Image copyright: Beaussant-Lefèvre/Drouot

Still life with a woman holding a dish by Franz Snyders (1579-1657) was a preparatory study for the artist’s painting now in the Fritz Fray collection at Burgenstock near Lucerne.

The 10 x 15¾in (25 x 40cm) work, executed in pen and brown ink over pencil, has many variations from the finished painting and is also interesting for the underdrawing which shows various changes such as those around the head of the dog and the large gourd to the lower left. This sold for €28,000 (£23,730) against a €15,000-20,00 guide.

Watercolours pre-empted

Three lots in the sale, all watercolours, were preempted by the Musée de l’Armee.
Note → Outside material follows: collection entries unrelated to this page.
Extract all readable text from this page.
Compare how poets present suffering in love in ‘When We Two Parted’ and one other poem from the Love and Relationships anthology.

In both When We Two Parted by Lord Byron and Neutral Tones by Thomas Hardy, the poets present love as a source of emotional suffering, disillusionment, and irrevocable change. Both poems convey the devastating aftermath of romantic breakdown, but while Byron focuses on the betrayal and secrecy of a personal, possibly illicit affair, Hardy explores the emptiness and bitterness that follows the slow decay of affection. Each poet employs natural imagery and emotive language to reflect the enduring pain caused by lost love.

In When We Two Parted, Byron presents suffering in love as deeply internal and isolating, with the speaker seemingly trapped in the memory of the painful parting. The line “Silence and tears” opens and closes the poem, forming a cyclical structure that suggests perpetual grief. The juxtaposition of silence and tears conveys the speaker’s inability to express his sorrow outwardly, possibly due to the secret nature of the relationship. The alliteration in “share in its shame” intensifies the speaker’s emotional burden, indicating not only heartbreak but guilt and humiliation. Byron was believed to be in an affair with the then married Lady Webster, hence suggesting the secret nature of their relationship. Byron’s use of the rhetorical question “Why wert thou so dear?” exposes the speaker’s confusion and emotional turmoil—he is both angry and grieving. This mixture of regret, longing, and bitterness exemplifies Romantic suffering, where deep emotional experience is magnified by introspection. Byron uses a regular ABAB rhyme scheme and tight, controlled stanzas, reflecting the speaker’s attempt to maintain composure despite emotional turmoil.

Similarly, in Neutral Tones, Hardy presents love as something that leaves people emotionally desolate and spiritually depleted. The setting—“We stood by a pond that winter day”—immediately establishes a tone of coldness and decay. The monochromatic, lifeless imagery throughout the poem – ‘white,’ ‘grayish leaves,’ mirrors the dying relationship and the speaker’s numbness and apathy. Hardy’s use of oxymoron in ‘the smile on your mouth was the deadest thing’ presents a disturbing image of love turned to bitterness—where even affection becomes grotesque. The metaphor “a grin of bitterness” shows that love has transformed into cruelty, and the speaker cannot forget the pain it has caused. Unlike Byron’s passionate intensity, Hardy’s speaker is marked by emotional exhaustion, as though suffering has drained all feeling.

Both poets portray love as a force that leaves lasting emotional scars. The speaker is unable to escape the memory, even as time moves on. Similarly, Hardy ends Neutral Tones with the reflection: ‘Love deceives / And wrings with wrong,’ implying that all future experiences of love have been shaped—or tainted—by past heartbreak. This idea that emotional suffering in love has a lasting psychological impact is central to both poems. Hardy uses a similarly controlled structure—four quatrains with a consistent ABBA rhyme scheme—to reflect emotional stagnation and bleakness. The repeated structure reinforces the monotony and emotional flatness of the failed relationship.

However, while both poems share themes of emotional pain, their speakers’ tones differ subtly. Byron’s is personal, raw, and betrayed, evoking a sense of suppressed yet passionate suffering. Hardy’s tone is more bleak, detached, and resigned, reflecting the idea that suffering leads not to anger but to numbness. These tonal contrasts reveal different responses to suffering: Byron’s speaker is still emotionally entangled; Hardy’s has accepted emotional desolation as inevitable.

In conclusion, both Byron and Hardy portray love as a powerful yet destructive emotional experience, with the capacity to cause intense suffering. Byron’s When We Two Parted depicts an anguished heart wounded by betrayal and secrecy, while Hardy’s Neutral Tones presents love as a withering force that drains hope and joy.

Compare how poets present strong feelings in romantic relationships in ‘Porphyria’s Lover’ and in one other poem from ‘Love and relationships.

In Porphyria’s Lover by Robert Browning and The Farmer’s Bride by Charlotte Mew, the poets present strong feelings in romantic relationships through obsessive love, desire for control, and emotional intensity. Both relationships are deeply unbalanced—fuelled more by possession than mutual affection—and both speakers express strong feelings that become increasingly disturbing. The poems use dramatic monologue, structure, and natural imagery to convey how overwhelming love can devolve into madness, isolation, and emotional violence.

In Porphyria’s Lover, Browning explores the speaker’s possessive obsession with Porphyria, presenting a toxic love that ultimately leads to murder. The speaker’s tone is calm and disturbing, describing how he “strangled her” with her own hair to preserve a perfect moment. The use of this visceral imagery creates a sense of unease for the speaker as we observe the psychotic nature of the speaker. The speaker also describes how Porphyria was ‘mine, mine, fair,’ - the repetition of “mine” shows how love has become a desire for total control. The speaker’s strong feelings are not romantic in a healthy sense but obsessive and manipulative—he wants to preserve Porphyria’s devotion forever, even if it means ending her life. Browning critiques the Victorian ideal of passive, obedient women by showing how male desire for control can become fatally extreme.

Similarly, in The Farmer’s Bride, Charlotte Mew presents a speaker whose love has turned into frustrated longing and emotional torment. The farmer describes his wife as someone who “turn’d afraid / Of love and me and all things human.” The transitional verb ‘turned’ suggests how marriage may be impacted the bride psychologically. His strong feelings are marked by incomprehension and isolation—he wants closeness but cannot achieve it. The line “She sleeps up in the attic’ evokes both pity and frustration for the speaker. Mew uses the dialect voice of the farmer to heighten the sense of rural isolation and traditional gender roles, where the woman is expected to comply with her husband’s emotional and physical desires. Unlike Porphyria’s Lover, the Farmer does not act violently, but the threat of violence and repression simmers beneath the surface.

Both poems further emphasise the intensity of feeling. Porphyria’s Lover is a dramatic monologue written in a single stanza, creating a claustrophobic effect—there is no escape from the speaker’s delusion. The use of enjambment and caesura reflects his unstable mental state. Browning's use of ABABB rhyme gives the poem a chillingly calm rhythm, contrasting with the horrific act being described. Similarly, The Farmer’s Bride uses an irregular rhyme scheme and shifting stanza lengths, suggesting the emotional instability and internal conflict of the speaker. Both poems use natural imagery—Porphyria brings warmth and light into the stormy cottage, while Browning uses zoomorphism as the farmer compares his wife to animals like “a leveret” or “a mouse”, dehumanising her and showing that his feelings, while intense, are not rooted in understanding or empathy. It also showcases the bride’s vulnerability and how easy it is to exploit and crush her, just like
Two were by the French artist Gaspard Gobaut (1814-82): a 5½ x 9in (14 x 22.5cm) view signed lower right of an aqueduct on the Algerian coast which cost €250 (£210) and a 5 x 8in (13 x20cm) view of an encampment near Dive that cost €100 (£85).

The third work was by the French artist Théodore Jung (1803-65) and showed an attack on the Pelet Brigade in square formation at Leipzig on October 16, 1813. The 7¼x 12in (18.5 x 30cm) work, which was signed and dated 1839 lower left, realised a doubleestimate €1500 (£1270).